Salsify, or Goat’s Beard
This plant was going to seed alongside our road on July 7, 2016. It was quite tall, and while I don’t have a picture of it here, it exudes a milky latex if a stem is broken.
I just missed the flowers, but I’ve seen them (they are composite-type flowers, with long, thin, yellow ray petals). Once the flowers finish, they close up and drop their petals, and finish ripening while looking like this:
The flowers aren’t particularly showy, but once the seeds are ripe, the seedhead opens up into the huge globe of parachute-type seeds that these plants are really known for. They look a lot like dandelion seedheads, aside from the sheer size (note my fingertip for scale. There are no perspective tricks, it really was that big).
Once the seeds blow away on their parachutes, the remaining seedhead looks like this:
This is pretty clearly a Salsify (also commonly known as Goat’s Beard, although there are other plants also called “Goat’s Beard” that aren’t closely related, or even very similar). From what I remember the blossoms looking like, I think it is most likely Tragopogon dubius, although it could possibly also be Tragopogon pratensis. Both of these are non-native species that were introduced from Eurasia, and have become pretty common across North America.

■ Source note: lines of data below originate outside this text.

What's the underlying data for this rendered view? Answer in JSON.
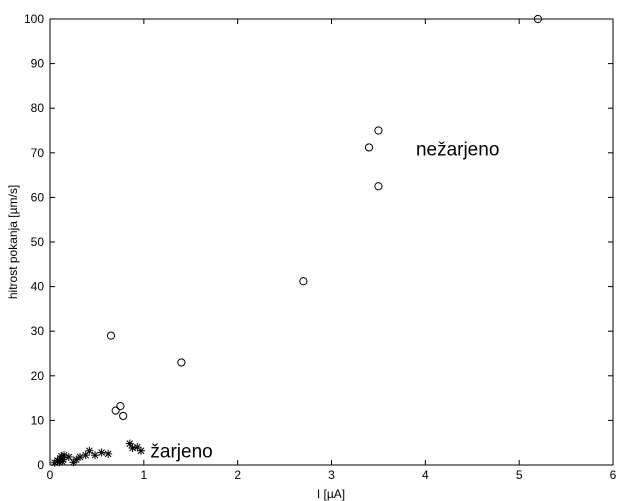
{
  "chart_data": {
    "type": "scatter",
    "xlabel": "I [µA]",
    "ylabel": "hitrost pokanja [µm/s]",
    "xlim": [
      0,
      6
    ],
    "ylim": [
      0,
      100
    ],
    "xticks": [
      0,
      1,
      2,
      3,
      4,
      5,
      6
    ],
    "yticks": [
      0,
      10,
      20,
      30,
      40,
      50,
      60,
      70,
      80,
      90,
      100
    ],
    "grid": false,
    "colors": {
      "axes": "#000000",
      "markers": "#000000",
      "background": "#ffffff"
    },
    "series": [
      {
        "marker": "circle",
        "x": [
          0.65,
          0.7,
          0.75,
          0.78,
          1.4,
          2.7,
          3.4,
          3.5,
          3.5,
          5.2
        ],
        "y": [
          29,
          12.2,
          13.2,
          11,
          23,
          41.2,
          71.2,
          75,
          62.5,
          100
        ]
      },
      {
        "marker": "star",
        "x": [
          0.05,
          0.08,
          0.1,
          0.11,
          0.12,
          0.13,
          0.14,
          0.15,
          0.2,
          0.25,
          0.28,
          0.32,
          0.38,
          0.42,
          0.48,
          0.55,
          0.62,
          0.85,
          0.88,
          0.93,
          0.97
        ],
        "y": [
          0.5,
          1,
          0.6,
          1.5,
          2,
          0.8,
          1.2,
          2.2,
          1.8,
          0.6,
          1.2,
          1.8,
          2.2,
          3.2,
          2.2,
          2.8,
          2.5,
          4.8,
          3.8,
          4,
          3.2
        ]
      }
    ],
    "annotations": [
      {
        "text": "nežarjeno",
        "x": 3.9,
        "y": 71
      },
      {
        "text": "žarjeno",
        "x": 1.07,
        "y": 3.2
      }
    ]
  }
}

I never tried tasting these, because in my experience white latex-type saps like they have tend to be impossibly bitter. But, according to Wikipedia, a plant in this same genus has an edible root that is supposed to taste a bit like oysters. And, in Armenia, supposedly kids harvest and dry the sap of these very plants to make chewing gum. So maybe it isn’t as nasty as all that. Then again, maybe it is. It wouldn’t be the first time that other people ate and enjoyed things that taste unpalatably bitter to me.